彼女はコンピエーニュで逮捕されました。イングランド軍に捕まりやすいように彼女一人を残して扉を閉めてしまった、その街の有力な市民の裏切りの後のことです。その後、彼女はルーアンの牢屋に入れられましたが、そこはイングランド人の手になる世俗の牢屋である一方で、彼女はルーアンの司教によって裁かれました。なぜなら、イングランド人が、彼女を魔女として死刑にすることを望んだからです。

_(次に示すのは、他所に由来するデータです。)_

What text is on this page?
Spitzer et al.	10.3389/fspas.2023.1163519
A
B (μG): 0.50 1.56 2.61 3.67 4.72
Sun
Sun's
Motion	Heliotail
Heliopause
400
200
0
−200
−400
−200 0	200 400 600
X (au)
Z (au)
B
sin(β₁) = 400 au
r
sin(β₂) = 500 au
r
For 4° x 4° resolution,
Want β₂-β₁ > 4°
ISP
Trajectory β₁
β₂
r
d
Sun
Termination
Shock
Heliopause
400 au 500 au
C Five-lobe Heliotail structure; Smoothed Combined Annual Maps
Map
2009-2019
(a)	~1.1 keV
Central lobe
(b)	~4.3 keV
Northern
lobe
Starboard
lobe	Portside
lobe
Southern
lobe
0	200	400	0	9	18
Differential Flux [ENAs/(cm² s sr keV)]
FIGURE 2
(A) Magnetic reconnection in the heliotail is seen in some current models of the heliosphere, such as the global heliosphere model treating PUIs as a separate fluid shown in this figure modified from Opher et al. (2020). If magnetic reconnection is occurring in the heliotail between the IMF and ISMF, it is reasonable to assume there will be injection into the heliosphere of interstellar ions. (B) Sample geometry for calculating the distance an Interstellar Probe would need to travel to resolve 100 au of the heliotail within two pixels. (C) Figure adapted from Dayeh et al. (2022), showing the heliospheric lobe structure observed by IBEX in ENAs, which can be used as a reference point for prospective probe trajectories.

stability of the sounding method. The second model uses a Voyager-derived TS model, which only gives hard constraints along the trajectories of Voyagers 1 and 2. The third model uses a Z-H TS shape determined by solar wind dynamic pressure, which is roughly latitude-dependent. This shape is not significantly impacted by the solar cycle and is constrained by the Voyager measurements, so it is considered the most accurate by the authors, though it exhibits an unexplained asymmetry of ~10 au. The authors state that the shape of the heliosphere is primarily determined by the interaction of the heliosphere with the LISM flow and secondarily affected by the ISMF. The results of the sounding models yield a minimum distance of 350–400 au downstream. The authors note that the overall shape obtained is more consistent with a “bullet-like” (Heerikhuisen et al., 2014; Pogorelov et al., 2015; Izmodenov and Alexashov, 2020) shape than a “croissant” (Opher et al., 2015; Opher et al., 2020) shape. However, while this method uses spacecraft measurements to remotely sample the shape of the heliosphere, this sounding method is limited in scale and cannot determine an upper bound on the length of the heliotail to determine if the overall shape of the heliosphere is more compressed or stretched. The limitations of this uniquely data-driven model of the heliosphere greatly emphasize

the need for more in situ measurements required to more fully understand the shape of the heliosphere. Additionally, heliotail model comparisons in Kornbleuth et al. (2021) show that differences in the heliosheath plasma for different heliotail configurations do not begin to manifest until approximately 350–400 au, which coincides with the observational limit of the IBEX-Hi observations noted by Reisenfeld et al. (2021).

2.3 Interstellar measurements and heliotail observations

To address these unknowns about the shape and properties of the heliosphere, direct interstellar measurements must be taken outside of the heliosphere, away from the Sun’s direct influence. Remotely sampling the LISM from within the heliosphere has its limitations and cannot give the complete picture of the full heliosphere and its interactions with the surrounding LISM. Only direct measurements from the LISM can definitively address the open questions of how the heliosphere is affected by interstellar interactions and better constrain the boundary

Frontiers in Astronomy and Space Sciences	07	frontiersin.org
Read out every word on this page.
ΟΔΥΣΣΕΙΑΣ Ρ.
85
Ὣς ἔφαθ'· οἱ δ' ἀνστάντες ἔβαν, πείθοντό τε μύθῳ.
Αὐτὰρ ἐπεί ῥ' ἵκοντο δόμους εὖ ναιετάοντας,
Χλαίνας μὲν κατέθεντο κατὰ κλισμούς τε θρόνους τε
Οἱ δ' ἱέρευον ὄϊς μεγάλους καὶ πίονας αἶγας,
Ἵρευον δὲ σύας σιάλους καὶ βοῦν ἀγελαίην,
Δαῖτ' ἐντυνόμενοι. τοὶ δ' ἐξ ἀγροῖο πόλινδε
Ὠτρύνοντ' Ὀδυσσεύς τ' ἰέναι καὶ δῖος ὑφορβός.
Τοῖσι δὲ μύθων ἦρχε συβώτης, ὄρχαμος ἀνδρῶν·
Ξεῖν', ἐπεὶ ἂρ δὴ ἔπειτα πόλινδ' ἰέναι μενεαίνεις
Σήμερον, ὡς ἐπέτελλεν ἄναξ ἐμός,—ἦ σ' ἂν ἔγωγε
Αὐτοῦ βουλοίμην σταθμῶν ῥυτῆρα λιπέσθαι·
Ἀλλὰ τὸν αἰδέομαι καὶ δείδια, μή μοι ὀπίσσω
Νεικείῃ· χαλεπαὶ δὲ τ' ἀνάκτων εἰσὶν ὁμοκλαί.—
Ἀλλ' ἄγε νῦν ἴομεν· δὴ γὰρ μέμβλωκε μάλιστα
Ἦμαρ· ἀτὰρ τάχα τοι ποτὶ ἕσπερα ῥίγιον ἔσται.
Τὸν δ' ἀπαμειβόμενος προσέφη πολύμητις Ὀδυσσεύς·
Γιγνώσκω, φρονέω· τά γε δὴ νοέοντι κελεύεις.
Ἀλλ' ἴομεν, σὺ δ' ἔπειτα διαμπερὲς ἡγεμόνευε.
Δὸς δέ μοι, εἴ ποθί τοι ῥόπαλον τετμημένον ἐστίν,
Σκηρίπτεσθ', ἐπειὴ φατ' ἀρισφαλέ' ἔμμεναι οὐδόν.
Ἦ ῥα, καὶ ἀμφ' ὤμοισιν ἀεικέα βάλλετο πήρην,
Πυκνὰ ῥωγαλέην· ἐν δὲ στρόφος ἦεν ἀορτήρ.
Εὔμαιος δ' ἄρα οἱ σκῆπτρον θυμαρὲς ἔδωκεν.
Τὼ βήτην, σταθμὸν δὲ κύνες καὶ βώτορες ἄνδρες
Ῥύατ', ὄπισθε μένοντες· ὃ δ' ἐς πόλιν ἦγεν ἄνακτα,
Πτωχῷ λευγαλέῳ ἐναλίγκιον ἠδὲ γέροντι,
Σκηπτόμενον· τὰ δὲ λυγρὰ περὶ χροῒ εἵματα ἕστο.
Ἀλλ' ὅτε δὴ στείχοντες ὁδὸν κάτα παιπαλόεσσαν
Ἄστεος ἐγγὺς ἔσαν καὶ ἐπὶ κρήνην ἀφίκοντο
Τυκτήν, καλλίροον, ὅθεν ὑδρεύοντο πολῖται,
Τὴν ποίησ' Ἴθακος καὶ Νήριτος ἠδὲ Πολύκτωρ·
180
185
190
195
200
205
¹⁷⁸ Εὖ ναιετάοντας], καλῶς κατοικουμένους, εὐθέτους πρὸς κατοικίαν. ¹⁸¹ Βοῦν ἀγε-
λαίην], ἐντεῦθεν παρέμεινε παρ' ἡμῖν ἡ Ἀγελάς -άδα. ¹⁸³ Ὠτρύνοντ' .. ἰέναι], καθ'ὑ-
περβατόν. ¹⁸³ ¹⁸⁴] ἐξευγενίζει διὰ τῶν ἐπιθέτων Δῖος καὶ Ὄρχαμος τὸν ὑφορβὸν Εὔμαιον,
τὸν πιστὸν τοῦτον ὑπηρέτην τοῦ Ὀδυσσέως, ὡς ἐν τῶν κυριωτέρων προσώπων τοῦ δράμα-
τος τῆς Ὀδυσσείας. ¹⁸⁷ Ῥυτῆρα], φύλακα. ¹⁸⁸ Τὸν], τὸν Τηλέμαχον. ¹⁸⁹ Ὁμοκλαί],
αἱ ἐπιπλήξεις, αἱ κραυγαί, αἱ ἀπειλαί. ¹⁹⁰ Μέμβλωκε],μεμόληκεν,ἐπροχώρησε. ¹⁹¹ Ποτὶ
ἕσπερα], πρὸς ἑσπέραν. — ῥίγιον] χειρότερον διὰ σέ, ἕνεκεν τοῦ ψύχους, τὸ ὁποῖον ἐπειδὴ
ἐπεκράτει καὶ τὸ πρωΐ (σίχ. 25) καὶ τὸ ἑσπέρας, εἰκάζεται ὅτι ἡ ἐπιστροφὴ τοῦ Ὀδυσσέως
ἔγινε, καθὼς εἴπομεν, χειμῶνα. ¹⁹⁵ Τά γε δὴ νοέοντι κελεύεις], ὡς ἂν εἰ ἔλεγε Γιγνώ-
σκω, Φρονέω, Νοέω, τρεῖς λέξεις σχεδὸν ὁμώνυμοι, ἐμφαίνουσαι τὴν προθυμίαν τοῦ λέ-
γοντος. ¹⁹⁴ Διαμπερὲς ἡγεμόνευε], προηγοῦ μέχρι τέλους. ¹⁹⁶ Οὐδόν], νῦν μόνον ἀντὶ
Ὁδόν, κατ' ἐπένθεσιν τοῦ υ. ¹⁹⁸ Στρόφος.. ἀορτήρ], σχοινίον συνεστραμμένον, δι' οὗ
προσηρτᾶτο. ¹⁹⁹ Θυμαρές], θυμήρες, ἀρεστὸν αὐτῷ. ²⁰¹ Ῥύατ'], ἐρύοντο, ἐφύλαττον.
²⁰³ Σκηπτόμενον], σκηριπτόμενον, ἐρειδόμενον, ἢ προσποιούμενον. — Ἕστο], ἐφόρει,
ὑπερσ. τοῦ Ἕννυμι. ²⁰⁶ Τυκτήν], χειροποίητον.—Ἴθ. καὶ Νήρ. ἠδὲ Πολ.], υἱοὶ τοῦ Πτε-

(9)彼女は男性の服を着ていたことで告発されました。彼女はこう答えました。「私の事案は、教会の事案ですから、教会の牢屋に入れてください」。教会には男女別の牢屋があり、女性用の牢屋は女性によって管理されていたため、囚人にとってはずっと安全だったのです。しかし、イングランド人は拒否しました。ですから、彼女が何よりも望んでいたのは、貞潔を守ることであり、そのことが、彼女の例外的な事情を考慮して、彼女が男性の服を着ていた理由であることは明らかでした。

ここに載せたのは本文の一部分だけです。